First, install Docker by following the instructions from the NVIDIA Container Installation Guide. H2O LLM Studio images are stored in the h2oai GCR vorvan container repository.

mkdir -p `pwd`/data
mkdir -p `pwd`/output
docker run \
    --runtime=nvidia \
    --shm-size=64g \
    --init \
    --rm \
    -p 10101:10101 \
    -v `pwd`/data:/workspace/data \
    -v `pwd`/output:/workspace/output \
    -v ~/.cache:/home/llmstudio/.cache \
    gcr.io/vorvan/h2oai/h2o-llmstudio:nightly

Navigate to http://localhost:10101/ (we recommend using Chrome) to access H2O LLM Studio and start fine-tuning your models.

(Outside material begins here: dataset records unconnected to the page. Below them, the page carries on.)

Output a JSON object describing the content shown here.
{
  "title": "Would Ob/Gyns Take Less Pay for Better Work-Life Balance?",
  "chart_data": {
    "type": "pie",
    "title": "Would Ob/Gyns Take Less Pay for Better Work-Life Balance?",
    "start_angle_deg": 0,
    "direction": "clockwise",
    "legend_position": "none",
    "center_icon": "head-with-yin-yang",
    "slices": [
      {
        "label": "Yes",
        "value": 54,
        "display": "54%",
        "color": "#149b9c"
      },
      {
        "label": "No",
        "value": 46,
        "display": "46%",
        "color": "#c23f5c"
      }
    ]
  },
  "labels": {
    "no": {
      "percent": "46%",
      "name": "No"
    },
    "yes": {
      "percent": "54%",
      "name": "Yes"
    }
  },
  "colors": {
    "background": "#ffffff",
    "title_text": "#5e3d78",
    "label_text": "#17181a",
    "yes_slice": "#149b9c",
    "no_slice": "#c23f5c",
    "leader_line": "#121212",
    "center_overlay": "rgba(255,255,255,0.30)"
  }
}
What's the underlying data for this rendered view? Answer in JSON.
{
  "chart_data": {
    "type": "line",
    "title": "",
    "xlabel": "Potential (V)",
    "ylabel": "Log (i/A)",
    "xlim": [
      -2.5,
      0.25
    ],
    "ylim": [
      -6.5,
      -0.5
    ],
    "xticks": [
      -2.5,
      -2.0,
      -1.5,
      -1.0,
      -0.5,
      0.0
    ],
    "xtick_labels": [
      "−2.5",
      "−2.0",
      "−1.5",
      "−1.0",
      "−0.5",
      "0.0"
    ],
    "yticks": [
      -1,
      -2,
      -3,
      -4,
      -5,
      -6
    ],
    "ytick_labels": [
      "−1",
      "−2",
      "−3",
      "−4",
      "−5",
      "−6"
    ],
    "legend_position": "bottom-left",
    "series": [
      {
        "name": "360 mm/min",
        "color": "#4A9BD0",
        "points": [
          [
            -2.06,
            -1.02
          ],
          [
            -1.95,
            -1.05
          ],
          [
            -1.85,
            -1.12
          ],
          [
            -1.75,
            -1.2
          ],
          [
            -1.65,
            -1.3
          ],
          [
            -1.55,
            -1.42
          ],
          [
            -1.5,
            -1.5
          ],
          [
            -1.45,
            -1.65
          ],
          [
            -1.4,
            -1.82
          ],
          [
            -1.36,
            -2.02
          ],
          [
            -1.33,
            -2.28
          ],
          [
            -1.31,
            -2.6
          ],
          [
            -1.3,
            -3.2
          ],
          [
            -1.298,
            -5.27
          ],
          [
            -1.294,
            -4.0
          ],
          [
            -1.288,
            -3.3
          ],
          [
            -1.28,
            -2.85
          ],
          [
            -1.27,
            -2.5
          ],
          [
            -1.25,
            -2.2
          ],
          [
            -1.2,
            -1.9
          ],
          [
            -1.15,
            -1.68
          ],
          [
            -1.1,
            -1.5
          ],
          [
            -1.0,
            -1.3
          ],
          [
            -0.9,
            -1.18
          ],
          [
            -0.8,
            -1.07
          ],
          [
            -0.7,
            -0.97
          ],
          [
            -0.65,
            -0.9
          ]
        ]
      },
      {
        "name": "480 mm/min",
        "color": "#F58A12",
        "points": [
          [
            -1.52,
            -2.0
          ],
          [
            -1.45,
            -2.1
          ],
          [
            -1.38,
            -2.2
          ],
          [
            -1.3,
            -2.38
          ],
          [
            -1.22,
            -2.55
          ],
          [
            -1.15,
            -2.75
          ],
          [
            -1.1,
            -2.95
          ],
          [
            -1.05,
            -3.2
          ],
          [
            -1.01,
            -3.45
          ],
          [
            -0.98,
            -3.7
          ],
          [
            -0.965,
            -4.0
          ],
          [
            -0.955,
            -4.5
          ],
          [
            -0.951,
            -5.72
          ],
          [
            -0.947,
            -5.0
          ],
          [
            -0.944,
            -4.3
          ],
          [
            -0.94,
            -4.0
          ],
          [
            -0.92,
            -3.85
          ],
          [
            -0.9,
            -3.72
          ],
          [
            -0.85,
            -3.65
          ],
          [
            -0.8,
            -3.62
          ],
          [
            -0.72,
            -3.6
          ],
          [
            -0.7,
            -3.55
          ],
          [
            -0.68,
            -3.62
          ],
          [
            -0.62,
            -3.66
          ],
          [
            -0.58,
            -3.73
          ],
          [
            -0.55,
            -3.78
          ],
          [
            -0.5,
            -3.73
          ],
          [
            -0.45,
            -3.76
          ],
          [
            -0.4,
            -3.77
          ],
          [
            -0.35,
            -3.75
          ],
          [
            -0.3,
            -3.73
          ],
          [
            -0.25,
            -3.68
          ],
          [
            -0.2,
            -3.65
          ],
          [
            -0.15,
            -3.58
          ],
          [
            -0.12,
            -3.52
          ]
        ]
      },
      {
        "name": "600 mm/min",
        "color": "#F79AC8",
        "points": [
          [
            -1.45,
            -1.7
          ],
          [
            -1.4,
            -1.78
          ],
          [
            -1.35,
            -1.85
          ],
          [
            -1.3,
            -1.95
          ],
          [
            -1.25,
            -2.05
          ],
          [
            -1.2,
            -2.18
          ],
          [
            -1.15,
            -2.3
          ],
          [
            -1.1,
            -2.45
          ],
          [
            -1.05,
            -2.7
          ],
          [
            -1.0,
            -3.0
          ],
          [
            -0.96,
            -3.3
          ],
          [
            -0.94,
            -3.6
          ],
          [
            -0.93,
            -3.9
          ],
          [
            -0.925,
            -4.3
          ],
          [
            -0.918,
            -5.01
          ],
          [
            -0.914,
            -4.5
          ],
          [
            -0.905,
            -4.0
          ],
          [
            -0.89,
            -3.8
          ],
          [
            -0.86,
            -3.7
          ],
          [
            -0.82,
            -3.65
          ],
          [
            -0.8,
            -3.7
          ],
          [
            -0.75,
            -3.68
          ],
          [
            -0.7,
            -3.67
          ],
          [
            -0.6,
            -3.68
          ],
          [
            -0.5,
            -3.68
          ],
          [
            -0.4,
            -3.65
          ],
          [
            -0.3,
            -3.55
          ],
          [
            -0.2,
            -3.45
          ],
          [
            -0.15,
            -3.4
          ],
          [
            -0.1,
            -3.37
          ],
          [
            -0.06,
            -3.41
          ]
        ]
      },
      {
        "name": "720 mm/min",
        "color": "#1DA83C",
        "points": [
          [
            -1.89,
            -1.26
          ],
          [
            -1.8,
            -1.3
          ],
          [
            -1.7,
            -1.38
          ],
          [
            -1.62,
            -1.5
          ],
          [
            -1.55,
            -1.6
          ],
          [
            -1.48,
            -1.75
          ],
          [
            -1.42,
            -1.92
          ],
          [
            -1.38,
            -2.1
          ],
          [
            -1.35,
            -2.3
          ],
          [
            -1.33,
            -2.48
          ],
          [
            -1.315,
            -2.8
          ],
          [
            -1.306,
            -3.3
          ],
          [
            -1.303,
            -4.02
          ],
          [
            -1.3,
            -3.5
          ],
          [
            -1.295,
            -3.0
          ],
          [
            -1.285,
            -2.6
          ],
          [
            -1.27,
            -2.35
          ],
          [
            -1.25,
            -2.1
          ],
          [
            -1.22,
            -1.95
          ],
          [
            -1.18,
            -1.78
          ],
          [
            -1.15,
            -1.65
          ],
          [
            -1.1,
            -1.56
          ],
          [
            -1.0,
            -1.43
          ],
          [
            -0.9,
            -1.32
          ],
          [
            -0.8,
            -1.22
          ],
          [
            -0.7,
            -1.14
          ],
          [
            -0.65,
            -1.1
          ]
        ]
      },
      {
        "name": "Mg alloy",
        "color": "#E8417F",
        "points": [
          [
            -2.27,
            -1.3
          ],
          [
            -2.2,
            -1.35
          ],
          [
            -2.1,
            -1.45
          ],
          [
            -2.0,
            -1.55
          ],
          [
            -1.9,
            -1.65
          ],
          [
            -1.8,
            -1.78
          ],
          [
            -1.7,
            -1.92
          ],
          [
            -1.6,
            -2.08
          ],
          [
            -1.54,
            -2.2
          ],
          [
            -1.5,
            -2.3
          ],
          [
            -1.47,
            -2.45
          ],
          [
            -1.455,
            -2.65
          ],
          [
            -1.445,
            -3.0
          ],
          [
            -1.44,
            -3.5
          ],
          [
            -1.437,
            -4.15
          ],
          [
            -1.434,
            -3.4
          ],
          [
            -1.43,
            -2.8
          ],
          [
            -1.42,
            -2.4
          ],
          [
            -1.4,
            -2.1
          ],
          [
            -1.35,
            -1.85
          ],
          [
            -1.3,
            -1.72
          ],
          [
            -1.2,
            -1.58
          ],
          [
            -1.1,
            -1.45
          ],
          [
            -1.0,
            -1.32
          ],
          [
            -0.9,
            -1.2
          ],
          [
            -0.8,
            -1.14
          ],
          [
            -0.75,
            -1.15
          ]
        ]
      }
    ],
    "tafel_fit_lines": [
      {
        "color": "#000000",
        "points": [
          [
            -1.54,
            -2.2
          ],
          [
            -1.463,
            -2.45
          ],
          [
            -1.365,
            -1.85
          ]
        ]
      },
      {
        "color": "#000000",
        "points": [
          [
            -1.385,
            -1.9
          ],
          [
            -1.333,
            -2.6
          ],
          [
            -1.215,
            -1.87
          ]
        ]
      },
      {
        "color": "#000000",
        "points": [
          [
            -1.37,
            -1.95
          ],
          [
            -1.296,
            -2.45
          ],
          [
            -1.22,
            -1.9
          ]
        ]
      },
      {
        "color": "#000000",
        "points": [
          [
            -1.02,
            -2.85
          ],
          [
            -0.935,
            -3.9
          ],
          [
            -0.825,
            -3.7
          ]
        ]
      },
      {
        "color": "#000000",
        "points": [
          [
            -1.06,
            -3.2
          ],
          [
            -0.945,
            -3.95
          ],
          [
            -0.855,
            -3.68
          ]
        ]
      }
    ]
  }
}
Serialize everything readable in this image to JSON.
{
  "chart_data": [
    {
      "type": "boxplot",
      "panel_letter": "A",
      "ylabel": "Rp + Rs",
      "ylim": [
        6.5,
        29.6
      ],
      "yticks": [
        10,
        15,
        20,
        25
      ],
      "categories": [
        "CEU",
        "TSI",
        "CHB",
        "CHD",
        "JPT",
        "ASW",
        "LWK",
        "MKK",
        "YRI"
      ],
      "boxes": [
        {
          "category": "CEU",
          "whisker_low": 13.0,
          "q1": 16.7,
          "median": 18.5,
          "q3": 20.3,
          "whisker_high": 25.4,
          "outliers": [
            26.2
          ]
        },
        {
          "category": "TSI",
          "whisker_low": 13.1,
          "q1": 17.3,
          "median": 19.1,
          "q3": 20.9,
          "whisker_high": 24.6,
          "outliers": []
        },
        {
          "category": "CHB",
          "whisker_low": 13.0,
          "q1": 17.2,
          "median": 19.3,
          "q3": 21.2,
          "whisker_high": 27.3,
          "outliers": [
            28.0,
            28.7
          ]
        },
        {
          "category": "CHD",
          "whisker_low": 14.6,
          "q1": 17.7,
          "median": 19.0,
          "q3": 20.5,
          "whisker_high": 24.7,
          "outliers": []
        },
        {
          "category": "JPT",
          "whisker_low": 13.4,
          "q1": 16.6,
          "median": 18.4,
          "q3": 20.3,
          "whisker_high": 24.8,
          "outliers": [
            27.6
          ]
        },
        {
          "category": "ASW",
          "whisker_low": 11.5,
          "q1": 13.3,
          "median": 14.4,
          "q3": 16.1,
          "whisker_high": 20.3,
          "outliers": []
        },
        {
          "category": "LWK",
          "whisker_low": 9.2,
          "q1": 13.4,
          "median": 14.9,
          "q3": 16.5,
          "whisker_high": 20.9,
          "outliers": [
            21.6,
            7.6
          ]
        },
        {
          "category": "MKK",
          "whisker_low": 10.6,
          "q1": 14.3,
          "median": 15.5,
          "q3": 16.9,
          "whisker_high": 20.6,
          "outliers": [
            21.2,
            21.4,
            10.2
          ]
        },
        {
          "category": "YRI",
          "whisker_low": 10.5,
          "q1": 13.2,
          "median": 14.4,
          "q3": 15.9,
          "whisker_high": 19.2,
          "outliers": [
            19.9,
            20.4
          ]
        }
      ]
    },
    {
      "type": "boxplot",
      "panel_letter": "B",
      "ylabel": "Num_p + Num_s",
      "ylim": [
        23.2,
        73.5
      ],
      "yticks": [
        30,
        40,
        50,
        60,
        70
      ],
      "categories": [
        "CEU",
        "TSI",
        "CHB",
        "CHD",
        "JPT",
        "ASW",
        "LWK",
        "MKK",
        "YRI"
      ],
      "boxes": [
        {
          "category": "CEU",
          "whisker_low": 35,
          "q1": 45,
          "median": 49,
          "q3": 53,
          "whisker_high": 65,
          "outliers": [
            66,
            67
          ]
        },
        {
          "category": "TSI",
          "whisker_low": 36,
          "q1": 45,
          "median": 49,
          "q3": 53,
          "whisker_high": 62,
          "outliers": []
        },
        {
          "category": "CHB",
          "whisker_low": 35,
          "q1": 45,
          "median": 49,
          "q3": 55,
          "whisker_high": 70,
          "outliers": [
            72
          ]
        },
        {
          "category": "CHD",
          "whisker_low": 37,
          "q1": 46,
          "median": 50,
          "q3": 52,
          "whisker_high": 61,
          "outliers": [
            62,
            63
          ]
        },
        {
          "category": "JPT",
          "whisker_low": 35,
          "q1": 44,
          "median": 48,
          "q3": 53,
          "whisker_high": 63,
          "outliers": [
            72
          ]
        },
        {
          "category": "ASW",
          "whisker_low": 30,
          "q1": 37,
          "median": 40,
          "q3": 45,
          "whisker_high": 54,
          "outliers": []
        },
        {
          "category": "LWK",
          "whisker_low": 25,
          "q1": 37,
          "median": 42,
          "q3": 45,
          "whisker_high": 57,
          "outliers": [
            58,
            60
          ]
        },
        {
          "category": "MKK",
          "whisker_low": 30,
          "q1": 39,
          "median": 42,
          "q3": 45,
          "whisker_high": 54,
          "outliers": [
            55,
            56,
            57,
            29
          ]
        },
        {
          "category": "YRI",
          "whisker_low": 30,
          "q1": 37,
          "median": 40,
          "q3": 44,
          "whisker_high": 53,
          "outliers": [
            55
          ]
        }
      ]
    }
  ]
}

:::info Other helpful docker commands are docker ps and docker kill. :::

Run by building your own Docker image

docker build -t h2o-llmstudio .
docker run \
    --runtime=nvidia \
    --shm-size=64g \
    --init \
    --rm \
    -p 10101:10101 \
    -v `pwd`/data:/workspace/data \
    -v `pwd`/output:/workspace/output \
    -v ~/.cache:/home/llmstudio/.cache \
    h2o-llmstudio

Run with command line interface (CLI)

You can also use H2O LLM Studio with the command line interface (CLI) and specify the configuration .yaml file that contains all the experiment parameters. To finetune using H2O LLM Studio with CLI, activate the pipenv environment by running make shell.

To specify the path to the configuration file that contains the experiment parameters, run:

python train.py -Y {path_to_config_yaml_file}

To run on multiple GPUs in DDP mode, run:

bash distributed_train.sh {NR_OF_GPUS} -Y {path_to_config_yaml_file}

:::info By default, the framework will run on the first k GPUs. If you want to specify specific GPUs to run on, use the CUDA_VISIBLE_DEVICES environment variable before the command. :::

To start an interactive chat with your trained model, run:

python prompt.py -e {experiment_name}

experiment_name is the output folder of the experiment you want to chat with. The interactive chat will also work with models that were fine-tuned using the GUI.